That's one reason why the 6-foot-5, 250-pound Shinsky plans to return to basketball after a year away from hoops.

Shinsky seeks more chances to display his athleticism, particularly his footwork, following a football season in which he further bolstered his reputation as a Division-I caliber talent. A starter on both the offensive and defensive line, he entered the season with three Division I offers — Kent State, St. Francis and Texas-El Paso — and picked up two more — Bucknell and Lafayette.

“Complacency is the danger for a kid who has a successful junior season, which he did, but I didn't see him rest on laurels at all,” Knoch coach Mike King said. “If anything, it was just the opposite. He worked even harder and really stepped forward to become a leader.”

A visit to Knoch High School from a UMass coach on Nov. 8 reminded Shinsky that his recruiting process is far from settled. He hopes by circulating his senior season highlights and proving himself in basketball, a sport he last played as a sophomore, he'll stir up more attention.

“I feel like this (football) season helped out my recruiting,” Shinsky said. “Last year, teams would look at my film and be like, ‘He can play offense, but he needs to bring the same mentality on offense that he does on defense.' This year, I feel like I really dominated on offense.”

Most of the schools recruiting Shinsky want him as an offensive tackle or possibly a guard. Lafayette desires him for defensive tackle.

Shinsky has no position preference.

Until he visits more of the schools, he's hard pressed to even express a school preference.

He visited Lafayette on Sept. 14 to see the team play William & Mary — Lafayette made its scholarship offer a week later — and also watched the Leopards upset Fordham, ranked No. 5 in the Football Championship Subdivision, on Nov. 16.

He also went to a workout at Kent State this past spring and attended the Golden Flashes' game against Miami (Ohio) on Nov. 13.

Shinsky hopes to hit the road and visit the rest of the schools this winter.

“I kind of wanted to focus on the team during the season and let it play out a little bit,” he said. “Now that the season is over, I can focus on more extensive research, planning visits and stuff like that.”

Basketball also will keep Shinsky busy this winter. He played basketball as a sophomore and took it seriously enough to also belong to an AAU team. But he gave up hoops last year to focus on adding muscle for football — he succeeded with that mission, as he gained about 30 pounds.

“I think he really loves basketball, and I think he missed playing it a little bit last year,” King said. “Even when he's playing basketball, he needs to get in the weight room. … Weighing 250 is good to be recruited out of high school, but to play at the next level ... coaches always come in and see his frame and say, ‘I could see him easily being 280-285.'”
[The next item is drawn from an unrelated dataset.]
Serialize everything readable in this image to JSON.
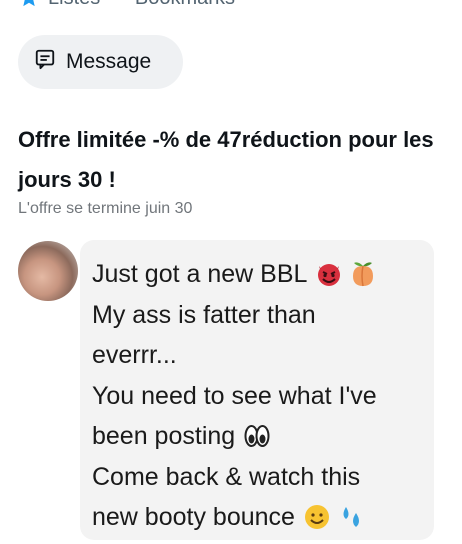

With a few months left to make up his mind about schools, Shinsky remains relatively stress free. He has no intention of rushing to a decision just to avoid the anxiety that often comes with recruitment.

“I had a very heavy spring with recruiting — a lot of people came in and talked to me,” Shinsky said. “So what's going on now really isn't too much. And coach King is doing a good job of helping me keep everything in check.”

Added King: “The one thing that I just tell him is to enjoy the process. I work with a lot of kids, and they get stressed out by this process. I just tell them to enjoy the ride, because this is one of the few times in life that you'll be treated this way.”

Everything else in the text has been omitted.